Peut-être courrait-elle droit dans un traquenard, des rumeurs courraient sur des pratiques cruelles, on parlait de disparitions fréquentes, surtout dans les basses classes dont elle faisait partie. Mais sans avenir, le risque avait fini par lui sembler acceptable.

Un léger bruit de pas à l'intérieur du bâtiment la sortit de ses pensées, puis la porte s'ouvrit. Un homme grand, la cinquantaine raffinée, en habit de domestique plutôt qu'en combinaison apparut sur le seuil. Regardant à gauche puis à droite, il scruta l'avenue déserte. Rassuré, il lui fit signe d'entrer.

Ne faites aucun bruit. Madame dort, elle a le sommeil lourd, mais la prudence avant tout.

Auryane suivit le majordome dans son appartement de fonction, deux petites pièces austères. L'étonnement se marqua sur son visage, et il lui adressa un sourire amer.

Vous savez, c'est une légende le soi-disant confort des employés de maison. Une carotte qu'on agite sous le nez des sexternes pour les motiver à persévérer dans leurs efforts. « Travaillez et vous passerez un niveau, fini le parc, bonjour les emplois chez les sexperts ». De la fumisterie, quand on atterrit dans une caste, on n'en sort plus. Et même si on en sortait, la vie ne serait pas meilleure. J'ai obtenu 79 % à l'examen. Il ne me manquait qu'un seul point pour accéder au niveau des sexperts comme Madame. Au début, j'ai cru que j'y arriverais, qu'à force d'efforts, on me ferait grimper l'échelle sociale. Ce n'est jamais arrivé.

Auryane écoutait fascinée. Tout ce qu'il lui révélait, elle le savait déjà. Elle aussi avait espéré, elle aussi avait été déçue. Mais rencontrer quelqu'un d'un niveau supérieur lui avouant son désappointement, ça lui filait des frissons Par contre, ça ne lui en apprenait pas plus sur la raison de sa présence. Toujours anxieuse et intimidée, elle préféra le laisser poursuivre à son rythme.

Dis-moi combien de temps il te reste ? Combien de temps avant qu'ils se débarrassent de toi ? Mais pas besoin de répondre, je m'en doute. Tes rendez-vous diminuent n'est-ce pas ? Autrement, tu ne serais pas là. Je t'ai observée, j'ai bien vu ton inquiétude. Moi, j'en ai encore pour un moment, Madame a besoin de moi, je m'occupe d'elle comme d'une enfant, et je suis d'une discrétion absolue.
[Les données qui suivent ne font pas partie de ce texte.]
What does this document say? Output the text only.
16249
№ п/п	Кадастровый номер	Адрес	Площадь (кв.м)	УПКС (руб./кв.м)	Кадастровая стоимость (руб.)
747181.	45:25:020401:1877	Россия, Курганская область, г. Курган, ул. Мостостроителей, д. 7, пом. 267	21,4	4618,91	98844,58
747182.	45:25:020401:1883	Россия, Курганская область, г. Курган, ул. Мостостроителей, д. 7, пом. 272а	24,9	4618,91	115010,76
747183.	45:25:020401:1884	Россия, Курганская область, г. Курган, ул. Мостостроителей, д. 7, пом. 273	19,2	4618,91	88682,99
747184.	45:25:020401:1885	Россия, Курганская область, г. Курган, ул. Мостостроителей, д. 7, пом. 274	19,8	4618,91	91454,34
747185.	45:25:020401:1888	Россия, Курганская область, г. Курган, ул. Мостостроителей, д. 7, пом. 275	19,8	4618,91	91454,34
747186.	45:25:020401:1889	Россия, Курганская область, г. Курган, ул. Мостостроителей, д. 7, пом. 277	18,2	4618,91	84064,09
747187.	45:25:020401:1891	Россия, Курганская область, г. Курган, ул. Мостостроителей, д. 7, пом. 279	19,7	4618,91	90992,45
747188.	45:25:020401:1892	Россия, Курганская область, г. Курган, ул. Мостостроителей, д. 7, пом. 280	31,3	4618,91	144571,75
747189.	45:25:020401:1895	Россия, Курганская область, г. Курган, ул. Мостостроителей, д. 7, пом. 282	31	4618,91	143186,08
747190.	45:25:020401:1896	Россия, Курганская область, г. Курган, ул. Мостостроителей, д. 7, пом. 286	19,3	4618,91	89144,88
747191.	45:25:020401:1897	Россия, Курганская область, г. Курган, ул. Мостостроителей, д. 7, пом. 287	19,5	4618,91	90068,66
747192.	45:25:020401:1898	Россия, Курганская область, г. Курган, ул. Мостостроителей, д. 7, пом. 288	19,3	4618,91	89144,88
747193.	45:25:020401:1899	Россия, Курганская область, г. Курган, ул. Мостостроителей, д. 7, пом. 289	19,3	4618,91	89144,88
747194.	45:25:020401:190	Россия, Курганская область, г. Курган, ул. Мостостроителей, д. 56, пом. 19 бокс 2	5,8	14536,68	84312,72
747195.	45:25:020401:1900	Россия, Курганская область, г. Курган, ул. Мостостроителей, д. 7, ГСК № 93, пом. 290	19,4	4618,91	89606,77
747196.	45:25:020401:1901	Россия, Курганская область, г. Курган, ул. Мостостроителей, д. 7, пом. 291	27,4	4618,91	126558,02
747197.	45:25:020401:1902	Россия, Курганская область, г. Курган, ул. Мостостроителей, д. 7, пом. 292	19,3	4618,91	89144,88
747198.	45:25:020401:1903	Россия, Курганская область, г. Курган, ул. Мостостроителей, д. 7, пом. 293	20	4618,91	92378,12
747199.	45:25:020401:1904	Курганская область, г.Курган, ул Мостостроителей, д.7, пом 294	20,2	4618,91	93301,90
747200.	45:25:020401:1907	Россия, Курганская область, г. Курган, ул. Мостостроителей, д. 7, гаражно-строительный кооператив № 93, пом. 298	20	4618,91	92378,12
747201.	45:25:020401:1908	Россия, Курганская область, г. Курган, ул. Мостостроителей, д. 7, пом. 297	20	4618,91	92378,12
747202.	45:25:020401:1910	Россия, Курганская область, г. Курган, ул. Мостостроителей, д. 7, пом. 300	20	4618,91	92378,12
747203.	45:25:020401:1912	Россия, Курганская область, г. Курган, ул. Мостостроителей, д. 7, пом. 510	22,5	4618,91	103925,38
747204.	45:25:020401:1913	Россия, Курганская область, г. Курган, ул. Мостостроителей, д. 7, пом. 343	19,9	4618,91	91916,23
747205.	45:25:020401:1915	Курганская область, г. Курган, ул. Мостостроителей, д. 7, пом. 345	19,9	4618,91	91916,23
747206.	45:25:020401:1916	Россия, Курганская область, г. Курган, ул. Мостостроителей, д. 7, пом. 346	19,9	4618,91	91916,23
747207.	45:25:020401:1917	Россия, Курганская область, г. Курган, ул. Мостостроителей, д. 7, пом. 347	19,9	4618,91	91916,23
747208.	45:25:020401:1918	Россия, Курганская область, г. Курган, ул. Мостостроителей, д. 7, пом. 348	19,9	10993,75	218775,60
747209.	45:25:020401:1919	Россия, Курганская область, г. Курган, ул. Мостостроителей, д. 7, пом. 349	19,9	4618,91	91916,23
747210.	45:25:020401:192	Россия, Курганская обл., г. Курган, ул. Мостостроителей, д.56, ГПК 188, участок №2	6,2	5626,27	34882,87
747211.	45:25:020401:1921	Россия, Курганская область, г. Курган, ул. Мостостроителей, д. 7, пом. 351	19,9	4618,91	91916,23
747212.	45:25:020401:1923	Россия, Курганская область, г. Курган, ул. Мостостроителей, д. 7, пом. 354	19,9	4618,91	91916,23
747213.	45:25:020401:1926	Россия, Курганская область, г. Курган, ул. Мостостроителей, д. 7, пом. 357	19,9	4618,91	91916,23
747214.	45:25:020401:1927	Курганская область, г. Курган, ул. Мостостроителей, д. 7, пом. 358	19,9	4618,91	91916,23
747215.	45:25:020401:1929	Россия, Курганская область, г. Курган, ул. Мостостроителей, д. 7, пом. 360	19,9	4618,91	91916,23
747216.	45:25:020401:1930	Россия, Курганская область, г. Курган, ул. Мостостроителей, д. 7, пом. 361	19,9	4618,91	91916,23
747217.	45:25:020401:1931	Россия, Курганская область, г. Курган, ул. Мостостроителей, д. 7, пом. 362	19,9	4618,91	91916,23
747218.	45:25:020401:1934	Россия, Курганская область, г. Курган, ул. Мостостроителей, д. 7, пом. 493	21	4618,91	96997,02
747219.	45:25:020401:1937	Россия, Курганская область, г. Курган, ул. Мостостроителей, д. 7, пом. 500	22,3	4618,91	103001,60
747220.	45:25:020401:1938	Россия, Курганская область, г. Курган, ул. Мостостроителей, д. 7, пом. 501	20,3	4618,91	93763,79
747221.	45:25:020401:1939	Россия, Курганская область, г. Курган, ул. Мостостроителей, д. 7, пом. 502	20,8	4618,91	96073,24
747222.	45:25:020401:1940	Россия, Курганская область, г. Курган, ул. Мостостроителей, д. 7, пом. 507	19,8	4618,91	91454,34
Elle n'oserait pas changer et dévoiler ses faiblesses, sa dépendance à la sextasy, son laisser-aller de plus en plus marqué. Grâce à moi, elle parvient à donner le change. Je nettoie la maison bien sûr, mais je la lave quand elle s'est fait dessus, je la remets en forme pour ses étreintes, je cède à ses petits caprices pervers. Au fond, elle partira en sexil avant moi. Puis je la suivrai, personne ne me reprendra à son service. Notre destin à tous est le même, sauf peut-être les sexperts supérieurs, mais je ne peux même pas l'affirmer. Peut-être que pour eux aussi l'horloge tourne. Mais en parlant du temps qui passe, je m'étends un peu trop, et nous sommes pressés. Il va falloir que tu me fasses confiance, je ne peux pas tout te raconter maintenant, je dois d'abord m'assurer que je ne me trompe pas sur toi. Et pour ça, je vais devoir te faire l'amour.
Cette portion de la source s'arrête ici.